Is Big Philanthropy Compatible With Democracy?

A Stanford professor argues that it’s largely not—but that it could be reformed to promote equality, rather than undermine it.

John D. Rockefeller, left, with his son, circa 1915
John D. Rockefeller, left, with his son, circa 1915 (Library of Congress)

In 1912, John D. Rockefeller went to Congress with a simple request. He wanted permission to take the vast wealth he’d accumulated, and pour it into a charitable foundation.

Many were outraged.

John Haynes Holmes, a Unitarian minister and a cofounder of the NAACP and ACLU, told the Senate that from the standpoint of the leaders of democracy, “this foundation, the very character, must be repugnant to the whole idea of a democratic society.” Rockefeller’s effort failed. He ultimately chartered it in the state of New York instead.

A few years later, Missouri Senator Frank Walsh cited the Rockefeller Foundation as he declared that “huge philanthropic trusts, known as foundations, appear to be a menace to the welfare of society.”

These were hardly isolated concerns. Contemporaries, as the Stanford professor and scholar of philanthropy Rob Reich has written, worried about how private foundations “undermine political equality, affect public policies, could exist in perpetuity, and [be] unaccountable except to a hand-picked assemblage of trustees.”

They are, he argues, extraordinary exercises of power. “Rather than responding to power with gratitude,” Reich said, “we should respond with skepticism and scrutiny.”

It’s an unfamiliar perspective. These days, wealthy philanthropists are more likely to be lauded, their names emblazoned on buildings, their pictures on magazine covers. And Reich delivered it in an unusual setting, speaking Tuesday at the Aspen Ideas Festival, which is co-hosted by the Aspen Institute and The Atlantic, to an audience that included more than a few philanthropists and foundation executives.

But he’s not alone. Judge Richard Posner, the idiosyncratic jurist and leading legal theorist, has complained that “a perpetual charitable foundation ... is a completely irresponsible institution, answerable to nobody. It competes neither in capital markets nor in product markets ... and, unlike a hereditary monarch whom such a foundation otherwise resembles, it is subject to no political controls either.”

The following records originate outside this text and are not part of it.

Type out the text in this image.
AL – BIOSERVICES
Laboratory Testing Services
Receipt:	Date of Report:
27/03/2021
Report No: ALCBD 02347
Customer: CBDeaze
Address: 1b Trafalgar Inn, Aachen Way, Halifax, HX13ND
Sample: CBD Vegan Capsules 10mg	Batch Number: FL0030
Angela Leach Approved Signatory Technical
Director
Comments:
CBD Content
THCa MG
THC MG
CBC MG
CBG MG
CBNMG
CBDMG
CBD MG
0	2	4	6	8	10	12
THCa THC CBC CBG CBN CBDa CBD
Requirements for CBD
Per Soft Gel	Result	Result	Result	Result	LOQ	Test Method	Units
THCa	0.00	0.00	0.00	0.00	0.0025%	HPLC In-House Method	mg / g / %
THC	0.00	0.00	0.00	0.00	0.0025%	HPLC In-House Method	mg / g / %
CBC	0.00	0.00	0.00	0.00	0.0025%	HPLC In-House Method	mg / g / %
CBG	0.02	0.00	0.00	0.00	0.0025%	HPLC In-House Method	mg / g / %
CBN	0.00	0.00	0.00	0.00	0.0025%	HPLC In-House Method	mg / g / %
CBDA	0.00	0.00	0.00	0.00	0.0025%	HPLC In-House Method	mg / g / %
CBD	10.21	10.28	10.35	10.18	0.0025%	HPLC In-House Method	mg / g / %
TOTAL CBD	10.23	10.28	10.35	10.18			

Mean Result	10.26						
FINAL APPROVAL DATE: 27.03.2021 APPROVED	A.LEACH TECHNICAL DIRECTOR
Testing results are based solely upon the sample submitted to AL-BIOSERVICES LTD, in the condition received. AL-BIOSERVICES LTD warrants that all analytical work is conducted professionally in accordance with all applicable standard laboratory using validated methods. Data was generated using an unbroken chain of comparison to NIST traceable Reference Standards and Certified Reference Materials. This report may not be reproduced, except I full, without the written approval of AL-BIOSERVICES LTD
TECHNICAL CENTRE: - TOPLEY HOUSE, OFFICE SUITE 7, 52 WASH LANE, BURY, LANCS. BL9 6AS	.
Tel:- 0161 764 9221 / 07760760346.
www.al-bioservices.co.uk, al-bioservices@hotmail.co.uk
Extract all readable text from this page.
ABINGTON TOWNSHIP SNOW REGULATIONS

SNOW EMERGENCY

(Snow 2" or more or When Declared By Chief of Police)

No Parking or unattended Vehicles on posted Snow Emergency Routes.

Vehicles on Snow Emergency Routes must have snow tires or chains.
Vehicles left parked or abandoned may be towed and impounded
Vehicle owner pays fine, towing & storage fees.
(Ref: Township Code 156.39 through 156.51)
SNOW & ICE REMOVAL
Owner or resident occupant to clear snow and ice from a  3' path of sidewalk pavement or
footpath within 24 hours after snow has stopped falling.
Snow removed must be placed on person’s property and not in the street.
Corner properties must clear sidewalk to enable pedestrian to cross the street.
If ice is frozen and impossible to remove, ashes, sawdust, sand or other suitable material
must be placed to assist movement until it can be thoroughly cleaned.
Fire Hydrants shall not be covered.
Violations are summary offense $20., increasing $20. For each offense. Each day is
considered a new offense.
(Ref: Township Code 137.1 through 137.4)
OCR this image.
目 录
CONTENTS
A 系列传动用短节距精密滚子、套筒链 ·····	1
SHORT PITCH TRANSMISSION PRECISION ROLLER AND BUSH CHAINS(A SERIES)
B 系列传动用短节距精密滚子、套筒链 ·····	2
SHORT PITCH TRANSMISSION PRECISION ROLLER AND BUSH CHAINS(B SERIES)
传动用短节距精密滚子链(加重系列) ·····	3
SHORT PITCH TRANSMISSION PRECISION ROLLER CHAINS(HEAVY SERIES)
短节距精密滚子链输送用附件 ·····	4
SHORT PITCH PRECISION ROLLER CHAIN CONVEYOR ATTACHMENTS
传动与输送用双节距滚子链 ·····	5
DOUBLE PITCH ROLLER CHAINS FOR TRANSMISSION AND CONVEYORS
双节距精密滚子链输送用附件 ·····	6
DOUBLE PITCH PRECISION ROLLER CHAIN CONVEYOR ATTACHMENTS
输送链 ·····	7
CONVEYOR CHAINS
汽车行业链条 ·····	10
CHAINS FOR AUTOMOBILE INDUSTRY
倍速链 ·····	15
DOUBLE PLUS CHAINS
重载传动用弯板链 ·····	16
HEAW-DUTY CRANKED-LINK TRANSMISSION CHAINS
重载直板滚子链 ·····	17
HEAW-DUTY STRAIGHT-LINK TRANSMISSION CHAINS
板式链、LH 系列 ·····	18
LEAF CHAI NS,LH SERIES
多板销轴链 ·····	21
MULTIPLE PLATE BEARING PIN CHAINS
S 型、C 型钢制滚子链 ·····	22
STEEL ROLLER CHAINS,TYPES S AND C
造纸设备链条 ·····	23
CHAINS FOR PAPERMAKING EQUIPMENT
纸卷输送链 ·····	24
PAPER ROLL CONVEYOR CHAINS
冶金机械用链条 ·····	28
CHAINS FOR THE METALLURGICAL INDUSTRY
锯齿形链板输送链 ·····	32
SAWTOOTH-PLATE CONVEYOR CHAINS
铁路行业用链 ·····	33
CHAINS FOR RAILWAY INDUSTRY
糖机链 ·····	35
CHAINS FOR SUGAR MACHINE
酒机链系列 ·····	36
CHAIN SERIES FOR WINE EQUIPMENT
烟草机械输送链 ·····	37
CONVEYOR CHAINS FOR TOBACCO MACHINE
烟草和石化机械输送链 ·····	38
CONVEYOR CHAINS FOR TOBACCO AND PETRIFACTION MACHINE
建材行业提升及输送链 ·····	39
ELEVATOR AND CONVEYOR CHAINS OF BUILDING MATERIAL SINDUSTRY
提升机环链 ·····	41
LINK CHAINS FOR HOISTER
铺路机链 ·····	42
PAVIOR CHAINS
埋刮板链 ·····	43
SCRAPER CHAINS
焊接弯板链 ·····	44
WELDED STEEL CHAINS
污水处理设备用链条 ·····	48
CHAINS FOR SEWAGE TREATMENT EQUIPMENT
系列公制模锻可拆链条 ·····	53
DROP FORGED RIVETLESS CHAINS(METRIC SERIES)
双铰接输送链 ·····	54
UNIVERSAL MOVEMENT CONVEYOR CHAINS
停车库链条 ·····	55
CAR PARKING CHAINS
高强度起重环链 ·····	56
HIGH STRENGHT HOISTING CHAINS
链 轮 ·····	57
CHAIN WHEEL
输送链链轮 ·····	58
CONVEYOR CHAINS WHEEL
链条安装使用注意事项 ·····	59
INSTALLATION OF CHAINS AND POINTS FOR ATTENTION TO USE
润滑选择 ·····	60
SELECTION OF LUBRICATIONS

It’s a genuine dilemma. At its worst, big philanthropy represents less an exercise of individual freedom, Reich said, than a tax-subsidized means of taking private profit and converting it into public power. And he argued that big foundations possess the leverage to bend policy in their favored direction in a coercive manner, pointing to the example of the Gates Foundation’s funding of educational reform.

Not all his listeners were convinced. Steven Seleznow, who had worked for the Gates Foundation to fund public-education reform and now leads the Arizona Community Foundation, argued that there is already abundant accountability built into the system. He pointed out that educational grants had to be negotiated with public officials, and then approved by an elected school board, mayor, city council, or governor. Reich, though, believes that this elides the disparities in power between a foundation offering funds, and the government entity requesting them.

If large foundations are a threat to democracy, then, is there a way to reform them short of abolishing them altogether? Reich said yes, arguing for turning “the apparent vice of unaccountability” into a virtue. Philanthropies operate over longer time horizons than either government or private business. At their best, Reich said, they can serve as “an extra-governmental form of democratic experimentalism,” piloting risky or unproven policies, testing them, then presenting them to the public “for a stamp of democratic legitimacy.”

It’s only this sort of bold experimentation, Reich argued, that can ultimately justify the array of benefits and protections big philanthropy enjoys. “Foundations are free, unlike commercial entities, to fund public goods because they need not compete with other firms or exclude people from consuming the goods they fund,” he wrote in The Boston Review. “And they are free, unlike politicians who face future elections, to fund minority, experimental, or controversial public goods that are not favored by majorities or at levels above the median voter.”

In Aspen, Reich analogized this to academic tenure—granting freedom to work on unpopular subjects or long-term projects without the demand for immediate results. It would, he said, allow philanthropy to “domesticate plutocrats to serve democratic institutions.”

Of course, the vast majority of charitable foundations won’t have the resources to pursue the approach that Reich claims is the only potential justification for their existence. Of the 80,000 private foundations in the United States, 98 percent possess less than $50 million. “Rather than there being a ceiling on the size of foundations, there should be a floor,” Reich said. He argues that donors, instead of endowing their own, small charitable foundations, which may not be able to pursue bold, risky, long-term experiments, should write checks directly to nonprofit institutions and other charitable causes.

What Reich envisions would require a radical reimagination of the philanthropic sector: vastly fewer foundations, making much bolder bets, over longer time horizons. It wouldn’t be easy to achieve. But, Reich argues, it would have a crucial advantage: It would provide a model of philanthropy that would strengthen democracy, instead of undermining it.